Bone Spirits owner Jeff Peace said they wanted Moody June to have serious personality represented in traditional and local ingredients rather than experiment with exotic concoctions.
“We sourced as much of the botanicals locally as possible. A few are not indigenous to Texas, so we chose organic suppliers to guarantee the quality,” Peace said.
“The combination of our blend is deeply aromatic, even fragrant, with crisp notes of juniper and citrus.” Source: DBR
Moody June is 100% Texas corn-based, farm to bottle, and the base spirit is made from scratch, not redistilled.

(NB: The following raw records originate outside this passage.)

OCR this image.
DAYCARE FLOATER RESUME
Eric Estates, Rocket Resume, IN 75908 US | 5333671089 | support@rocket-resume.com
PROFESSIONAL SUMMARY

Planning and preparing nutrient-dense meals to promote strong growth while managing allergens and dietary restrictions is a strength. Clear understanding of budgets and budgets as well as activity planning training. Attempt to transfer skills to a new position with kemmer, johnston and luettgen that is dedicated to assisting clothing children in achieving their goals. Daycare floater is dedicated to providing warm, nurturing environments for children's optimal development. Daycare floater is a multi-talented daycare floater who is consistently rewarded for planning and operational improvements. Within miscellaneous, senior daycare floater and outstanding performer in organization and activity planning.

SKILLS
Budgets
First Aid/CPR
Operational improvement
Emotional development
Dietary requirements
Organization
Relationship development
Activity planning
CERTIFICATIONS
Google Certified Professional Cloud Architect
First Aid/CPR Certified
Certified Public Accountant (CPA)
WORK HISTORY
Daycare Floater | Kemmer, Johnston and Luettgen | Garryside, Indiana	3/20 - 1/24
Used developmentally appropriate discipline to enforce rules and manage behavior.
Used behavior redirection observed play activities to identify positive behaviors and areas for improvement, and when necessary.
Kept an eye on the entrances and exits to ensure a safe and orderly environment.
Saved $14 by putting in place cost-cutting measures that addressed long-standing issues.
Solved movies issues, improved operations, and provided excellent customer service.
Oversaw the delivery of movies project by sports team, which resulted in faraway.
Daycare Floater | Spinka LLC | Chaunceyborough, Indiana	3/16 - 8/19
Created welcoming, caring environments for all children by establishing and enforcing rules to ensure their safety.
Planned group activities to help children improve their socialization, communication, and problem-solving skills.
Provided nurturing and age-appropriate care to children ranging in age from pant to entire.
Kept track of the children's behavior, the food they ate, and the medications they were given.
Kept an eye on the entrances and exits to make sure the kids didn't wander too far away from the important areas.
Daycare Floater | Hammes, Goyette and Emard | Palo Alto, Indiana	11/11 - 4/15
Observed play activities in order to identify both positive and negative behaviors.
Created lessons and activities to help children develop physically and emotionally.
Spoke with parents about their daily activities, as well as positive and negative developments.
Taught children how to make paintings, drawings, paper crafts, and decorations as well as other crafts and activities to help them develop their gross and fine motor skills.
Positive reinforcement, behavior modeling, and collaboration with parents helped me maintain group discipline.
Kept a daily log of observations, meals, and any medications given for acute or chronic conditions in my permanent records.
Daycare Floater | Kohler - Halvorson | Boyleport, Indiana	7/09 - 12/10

“We manufacture our product from scratch. Most companies redistill their products and outsource different stages of production, but we bring in milled corn from farmers we are contracted with, cook it, ferment it and bottle it all under the same roof.” ~ Jeff Peace
Not often are you told exactly what the grain or grains are in a bottle of gin and maybe never in gins of the past, no matter how expensive and dry, have we been told the grain is organic…and local.
Bone Spirits says their Moody June Gin is made in the dry London style, although many of the new boutique gins are moving in a new direction – cucumber, roses, pecans, lavender, flowers – you name it, if it’s pretty someone is planning to add it to their distilled spirits and call it gin.
Moody June remains traditionally juniper-forward, which makes me happy, and connects me to what really fine gin should be, but Moody June is less ‘junipery’ than Sapphire.
For the first time recently, I tried a Sumo Tangerine (so juicy, no seeds – fabulous). I doubt Sumo Tangerines or any tangerine is present in Moody June Gin, but good citrus is critical, and the citrus peels in Moody June are a-peeling, and include lemon and lime. Every botanical in the bottle is locally sourced and pronounced to a nice balance – licorice root, cassia, coriander and angelica root among them. It has intensely fragrant aromatics, lush with ripe citrus on the palate but soft and not acidic. Mixed with good quality tonic, there is a seductive mouthfeel, round but with a crisp finish and it will taste it’s absolute best on my patio, so as the weather warms, if you stop on by, I’ll mix a perfect gin and tonic with a lime twist and you’ll have that gin-perfumed memory forever.
American-made, Texas-proud, Moody June will remain on my bar and I’m making a note to ask about June and her moods.